LES POINTS MARQUANTS
  • Au cours des trente dernières années, l'urbanisation a contribué à faire sortir de la pauvreté près d'un demi-milliard de Chinois.
  • Le phénomène de l’étalement urbain expose les villes à des pressions croissantes.
  • Un nouveau rapport dresse un programme de réformes pour rendre l'urbanisation du pays efficace, inclusive et durable.

Un nouveau rapport recommande à la Chine de s'attaquer à la détérioration de l'environnement et aux autres conséquences négatives de l'urbanisation rapide en modifiant systématiquement la façon dont le pays répartit les terres, les habitants et les fonds sur l'ensemble de son territoire.

Selon ce rapport publié par la Banque mondiale et le Centre de recherche sur le développement du Conseil d'État chinois, construire des villes plus denses, et non plus grandes, aidera la Chine à désengorger le trafic routier, à réduire la pollution de l'air et de l'eau, et à faire baisser les frais d'entretien des infrastructures. Cela contribuera également à préserver la quantité de terres agricoles encore disponibles, laquelle se situe actuellement à la limite du minimum requis pour garantir la sécurité alimentaire.

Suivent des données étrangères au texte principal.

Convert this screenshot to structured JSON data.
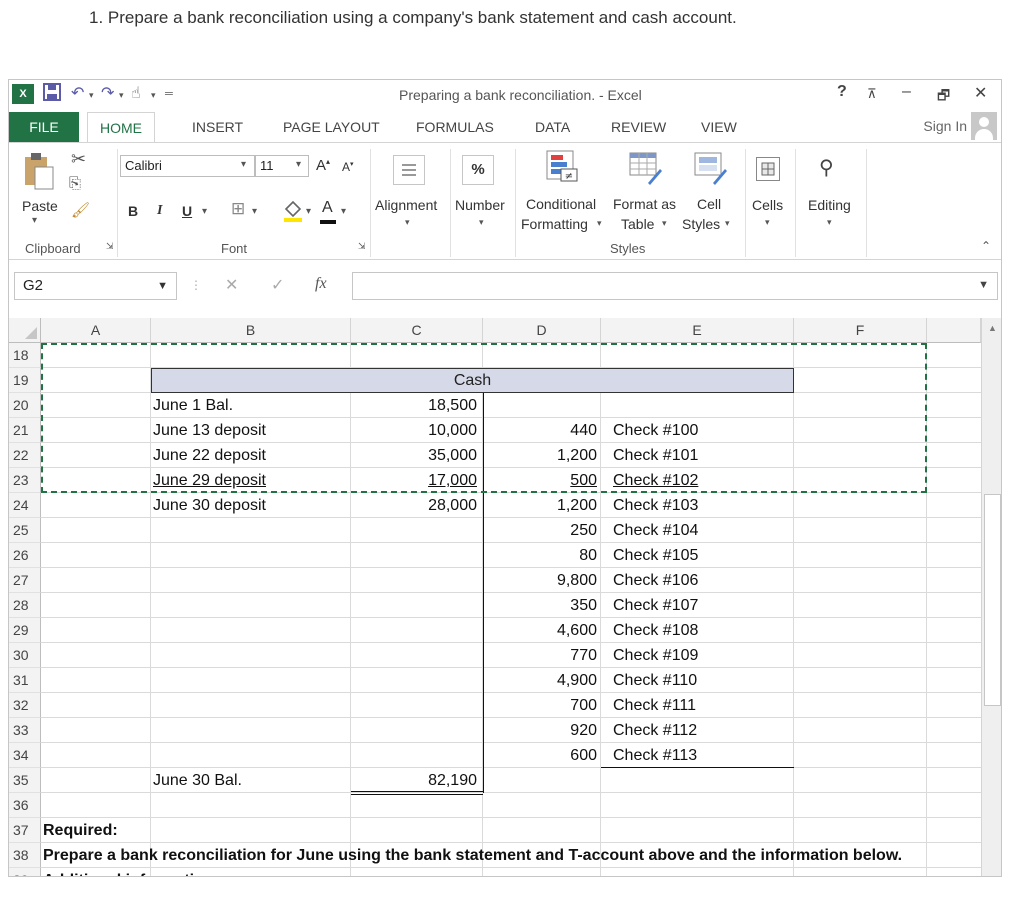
{
  "question": "1. Prepare a bank reconciliation using a company's bank statement and cash account.",
  "window": {
    "title": "Preparing a bank reconciliation. - Excel",
    "help": "?",
    "minimize": "–",
    "restore": "🗗",
    "close": "✕"
  },
  "tabs": {
    "file": "FILE",
    "items": [
      "HOME",
      "INSERT",
      "PAGE LAYOUT",
      "FORMULAS",
      "DATA",
      "REVIEW",
      "VIEW"
    ],
    "signin": "Sign In"
  },
  "ribbon": {
    "paste": "Paste",
    "clipboard": "Clipboard",
    "font_name": "Calibri",
    "font_size": "11",
    "bold": "B",
    "italic": "I",
    "underline": "U",
    "font_group": "Font",
    "alignment": "Alignment",
    "number": "Number",
    "percent": "%",
    "conditional": [
      "Conditional",
      "Formatting"
    ],
    "format_table": [
      "Format as",
      "Table"
    ],
    "cell_styles": [
      "Cell",
      "Styles"
    ],
    "styles_group": "Styles",
    "cells": "Cells",
    "editing": "Editing"
  },
  "formula_bar": {
    "name_box": "G2",
    "fx": "fx",
    "value": ""
  },
  "grid": {
    "columns": [
      "A",
      "B",
      "C",
      "D",
      "E",
      "F"
    ],
    "rows": [
      "18",
      "19",
      "20",
      "21",
      "22",
      "23",
      "24",
      "25",
      "26",
      "27",
      "28",
      "29",
      "30",
      "31",
      "32",
      "33",
      "34",
      "35",
      "36",
      "37",
      "38",
      "39"
    ],
    "cash_title": "Cash",
    "debits": [
      {
        "label": "June 1 Bal.",
        "amount": "18,500"
      },
      {
        "label": "June 13 deposit",
        "amount": "10,000"
      },
      {
        "label": "June 22 deposit",
        "amount": "35,000"
      },
      {
        "label": "June 29 deposit",
        "amount": "17,000"
      },
      {
        "label": "June 30 deposit",
        "amount": "28,000"
      }
    ],
    "credits": [
      {
        "amount": "440",
        "check": "Check #100"
      },
      {
        "amount": "1,200",
        "check": "Check #101"
      },
      {
        "amount": "500",
        "check": "Check #102"
      },
      {
        "amount": "1,200",
        "check": "Check #103"
      },
      {
        "amount": "250",
        "check": "Check #104"
      },
      {
        "amount": "80",
        "check": "Check #105"
      },
      {
        "amount": "9,800",
        "check": "Check #106"
      },
      {
        "amount": "350",
        "check": "Check #107"
      },
      {
        "amount": "4,600",
        "check": "Check #108"
      },
      {
        "amount": "770",
        "check": "Check #109"
      },
      {
        "amount": "4,900",
        "check": "Check #110"
      },
      {
        "amount": "700",
        "check": "Check #111"
      },
      {
        "amount": "920",
        "check": "Check #112"
      },
      {
        "amount": "600",
        "check": "Check #113"
      }
    ],
    "ending_label": "June 30 Bal.",
    "ending_amount": "82,190",
    "required_label": "Required:",
    "required_text": "Prepare a bank reconciliation for June using the bank statement and T-account above and the information below.",
    "additional_info": "Additional information:"
  }
}
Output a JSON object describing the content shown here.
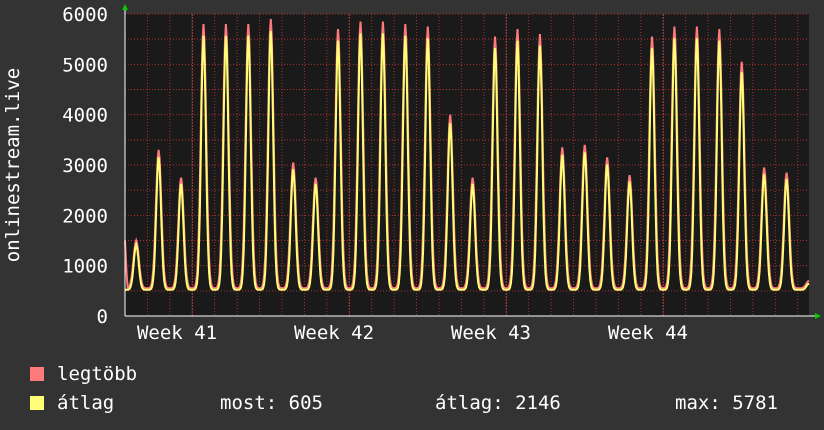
{
  "chart_data": {
    "type": "area",
    "ylabel": "onlinestream.live",
    "ylim": [
      0,
      6000
    ],
    "y_ticks": [
      0,
      1000,
      2000,
      3000,
      4000,
      5000,
      6000
    ],
    "x_ticks": [
      "Week 41",
      "Week 42",
      "Week 43",
      "Week 44"
    ],
    "grid": true,
    "x_unit": "day",
    "daily_peaks": [
      1500,
      3300,
      2750,
      5800,
      5800,
      5800,
      5900,
      3050,
      2750,
      5700,
      5850,
      5850,
      5800,
      5750,
      4000,
      2750,
      5550,
      5700,
      5600,
      3350,
      3400,
      3150,
      2800,
      5550,
      5750,
      5750,
      5700,
      5050,
      2950,
      2850,
      700
    ],
    "series": [
      {
        "name": "legtöbb",
        "color": "#ff7a7a",
        "description": "max"
      },
      {
        "name": "átlag",
        "color": "#ffff77",
        "description": "average"
      }
    ]
  },
  "legend": {
    "max_label": "legtöbb",
    "avg_label": "átlag",
    "now_text": "most: 605",
    "avg_text": "átlag: 2146",
    "max_text": "max: 5781"
  },
  "colors": {
    "background": "#333333",
    "plot_background": "#1a1a1a",
    "grid": "#b03030",
    "axis": "#ffffff",
    "arrow": "#00cc00"
  }
}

Selon le rapport, les villes auront sans doute besoin de subventions temporaires pour les aider à passer du système du hukou, qui régit l'enregistrement des ménages, à un système basé sur la résidence, ce qui, à terme, leur permettrait de fournir des services publics de base à 260 millions de migrants. Le rapport invite également la Chine à faire appliquer les lois environnementales existantes, à réglementer l'emprunt des administrations locales, et à encourager les villes à générer davantage de recettes via des mesures portant notamment sur les taxes sur la propriété et l'automobile.

« Ce programme exhaustif va donner à la Chine les outils dont elle a besoin pour adopter un processus d'urbanisation efficace, inclusif et durable », indique Axel van Trotsenburg, vice-président de la Banque pour la Région Asie de l’Est et Pacifique. « Les réformes proposées accéléreraient le transfert de l'industrie vers les villes secondaires de Chine, réduiraient la pression migratoire qui s'exerce sur les grandes villes, et se traduiraient, à terme, par de meilleurs salaires pour les citoyens et une croissance plus équitable. »

Le rapport a été élaboré au cours des 14 derniers mois, et les rapports d'étape ont été communiqués de façon continue aux plus hauts responsables du gouvernement chinois afin d'informer les discussions sur les stratégies à adopter en matière d'urbanisation, fournissant ainsi une base importante pour la formulation des politiques liées au nouveau modèle d'urbanisation de la Chine.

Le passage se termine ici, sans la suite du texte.